Egyptiennes condamnées pour immoralité pendant le Covid-19

Haneen Hossam

En juin dernier, le parquet égyptien a ordonné de renvoyer les influenceuses controversées de TikTok Haneen Hossam et Mawada Al-Adham devant le tribunal pénal, pour 'violation des principes et valeurs de la famille dans la société égyptienne'.
Elles font également face à des accusations de gestion de comptes Internet privés pour commettre cette infraction, selon les accusations.

L'Accusation a déclaré qu'elle poursuivait également son enquête sur les charges de 'traite des êtres humains' auxquelles elles étaient confrontées.

Haneen Hossam

Le tribunal du nord du Caire a accepté un appel interjeté contre une décision de libération de Hossam. Le tribunal avait accepté de libérer Hossam sous caution de 50000 livres égyptiennes (soit 3091 $) mais le parquet a interjeté appel de cette décision.

L'enquête sur le cas de Hossam l'a reconnue coupable d'avoir commis des actions immorales via l'application Tik Tok, profitant de la pandémie du nouveau coronavirus (COVID-19) et de la situation économique de la société pour attirer et tromper les jeunes filles sur l'utilisation de certaines applications en ligne pour 'rencontrer des étrangers' et 'publier des vidéos de divertissement' pour un peu plus d'argent.

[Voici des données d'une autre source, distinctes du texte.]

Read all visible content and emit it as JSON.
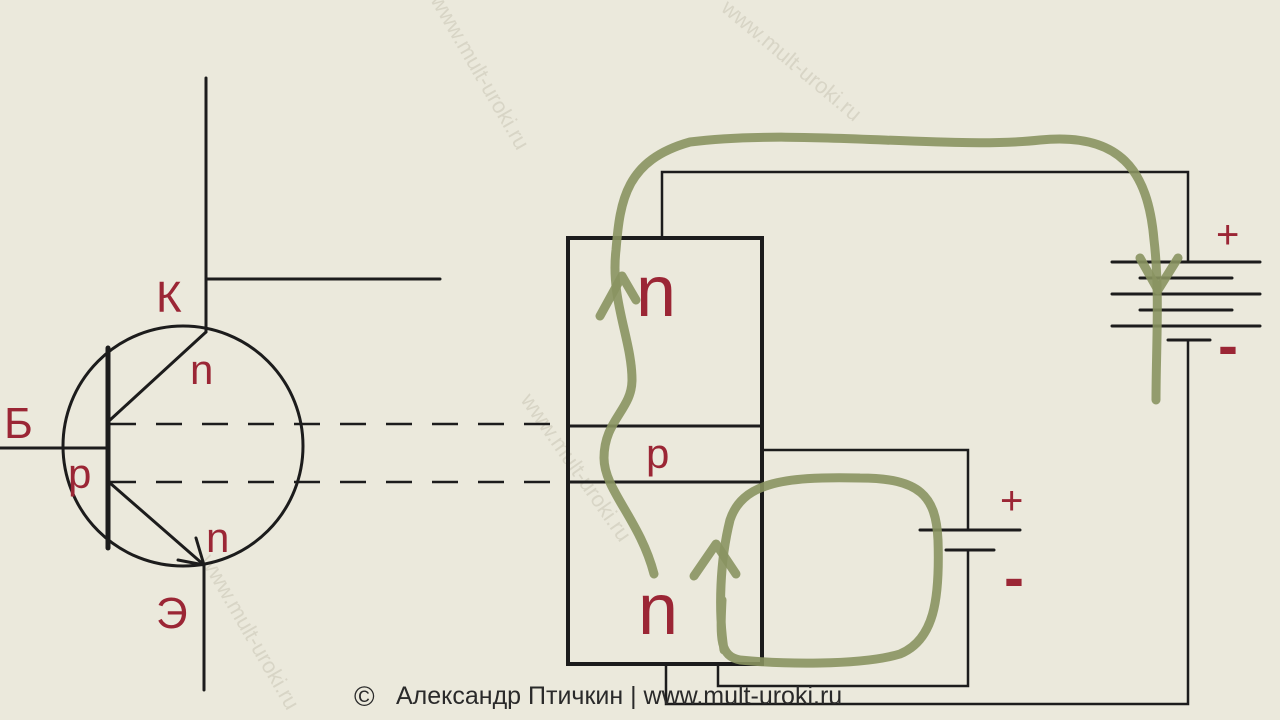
{
  "symbol": {
    "collector_letter": "К",
    "base_letter": "Б",
    "emitter_letter": "Э",
    "collector_region": "n",
    "base_region": "p",
    "emitter_region": "n"
  },
  "structure": {
    "top_region": "n",
    "middle_region": "p",
    "bottom_region": "n"
  },
  "batteries": {
    "collector_plus": "+",
    "collector_minus": "-",
    "base_plus": "+",
    "base_minus": "-"
  },
  "watermark": "www.mult-uroki.ru",
  "footer": {
    "copyright_symbol": "©",
    "text": "Александр Птичкин | www.mult-uroki.ru"
  },
  "colors": {
    "background": "#ebe9dc",
    "label": "#9b2635",
    "current_flow": "#8a9461",
    "lines": "#1c1c1c"
  }
}
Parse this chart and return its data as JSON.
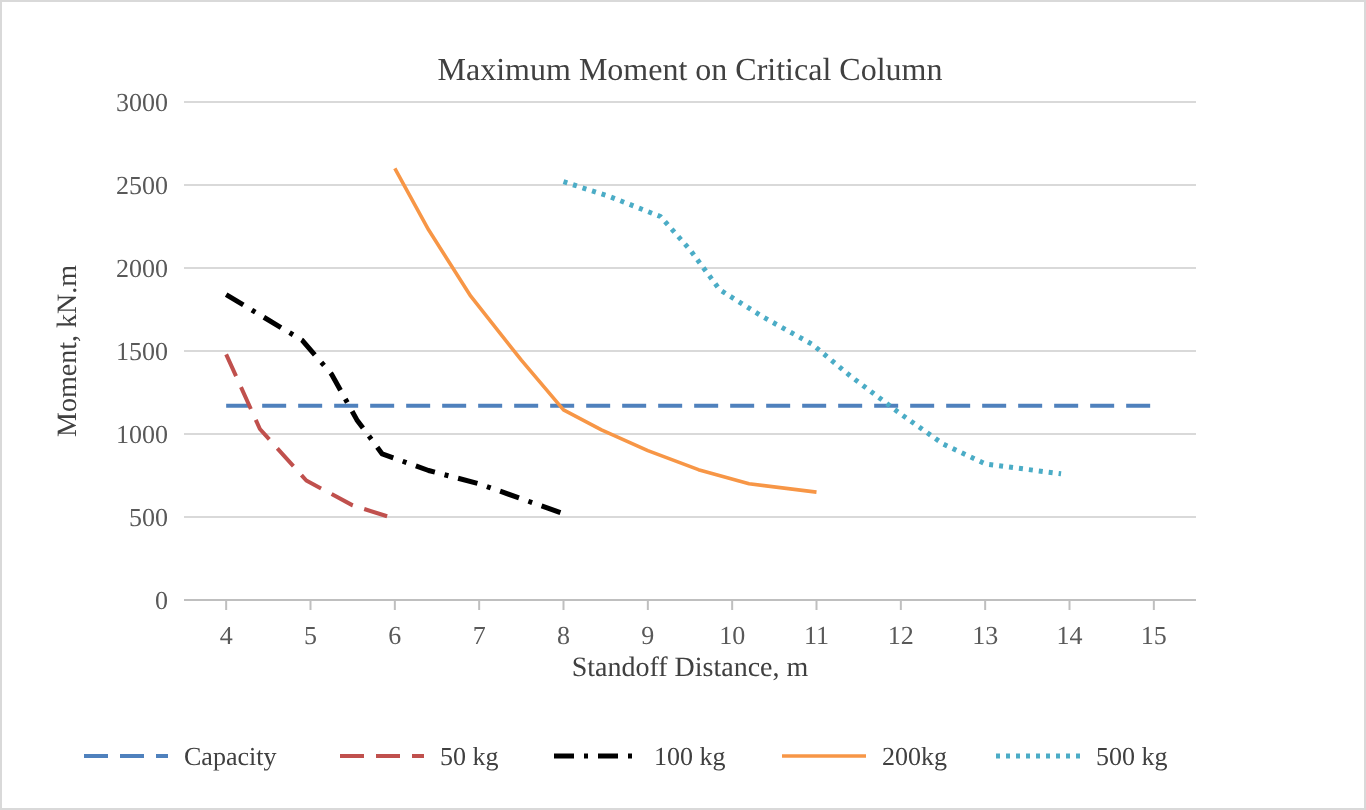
{
  "chart_data": {
    "type": "line",
    "title": "Maximum Moment on Critical Column",
    "xlabel": "Standoff Distance, m",
    "ylabel": "Moment, kN.m",
    "xlim": [
      3.5,
      15.5
    ],
    "xticks": [
      4,
      5,
      6,
      7,
      8,
      9,
      10,
      11,
      12,
      13,
      14,
      15
    ],
    "ylim": [
      0,
      3000
    ],
    "yticks": [
      0,
      500,
      1000,
      1500,
      2000,
      2500,
      3000
    ],
    "grid": "y",
    "legend": "bottom",
    "series": [
      {
        "name": "Capacity",
        "color": "#4f81bd",
        "line_style": "dashed",
        "x": [
          4,
          15
        ],
        "values": [
          1170,
          1170
        ]
      },
      {
        "name": "50 kg",
        "color": "#c0504d",
        "line_style": "dashed",
        "x": [
          4,
          4.4,
          4.95,
          5.5,
          6
        ],
        "values": [
          1480,
          1030,
          720,
          570,
          490
        ]
      },
      {
        "name": "100 kg",
        "color": "#000000",
        "line_style": "dashdot",
        "x": [
          4,
          4.9,
          5.25,
          5.55,
          5.85,
          6.4,
          7,
          8
        ],
        "values": [
          1840,
          1565,
          1360,
          1085,
          880,
          780,
          700,
          520
        ]
      },
      {
        "name": "200kg",
        "color": "#f79646",
        "line_style": "solid",
        "x": [
          6,
          6.4,
          6.9,
          7.5,
          8,
          8.45,
          9,
          9.6,
          10.2,
          11
        ],
        "values": [
          2600,
          2230,
          1830,
          1445,
          1145,
          1025,
          900,
          785,
          700,
          650
        ]
      },
      {
        "name": "500 kg",
        "color": "#4bacc6",
        "line_style": "dotted",
        "x": [
          8,
          8.55,
          9.15,
          9.5,
          9.85,
          10.35,
          10.95,
          11.4,
          12,
          12.5,
          13,
          13.9
        ],
        "values": [
          2520,
          2430,
          2310,
          2110,
          1870,
          1710,
          1540,
          1350,
          1120,
          940,
          820,
          760
        ]
      }
    ]
  }
}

Hossam, considérée comme un influenceuse des réseaux sociaux, en particulier par des adolescents et des enfants mineurs, a été condamnée à être détenue pendant 15 jours dans l'attente d'une enquête pour avoir publié des vidéos en ligne 'incitant à la débauche, l'immoralité et violant la moralité publique', selon une source sûre.

Hossam, qui compte 1,2 million d'abonnés sur tous réseaux sociaux confondus, a publié une vidéo pour recruter des femmes pour rejoindre un groupe qu'elle a créé sur la plate-forme de partage de courtes vidéos Likee, dans le but de promouvoir la plate-forme en échange d'un paiement.

Dans les images publiées sur Likee, elle a offert aux filles et aux femmes la chance de 'travailler à domicile et de gagner entre 2 025 et 2 430 £ en réalisant des vidéos en direct et en parlant à des inconnus'.
Elle a ajouté: 'Vous pourrez nouer des amitiés avec les gens d'une manière respectable'.

Le parquet a accusé Hossam d'avoir favorisé la traite des êtres humains et d'avoir incité des jeunes filles à commettre des actions inappropriées en ligne.

Les prédateurs sexuels utilisent désormais de plus en plus de jeux en ligne populaires, d'applications et de réseaux sociaux pour parler aux enfants, a révélé une nouvelle campagne de lutte contre les abus sexuels chez les mineurs.

Muwada

La police avertit les parents que des jeux, des réseaux sociaux et des applications tels que TikTok, Instagram, Snapchat, Discord, Likee, Kik Tellonyn, Whispr, Minecraft et House Party - ou toute application proposant une option de chat - sont détournées de leur utilisation par des pédophiles.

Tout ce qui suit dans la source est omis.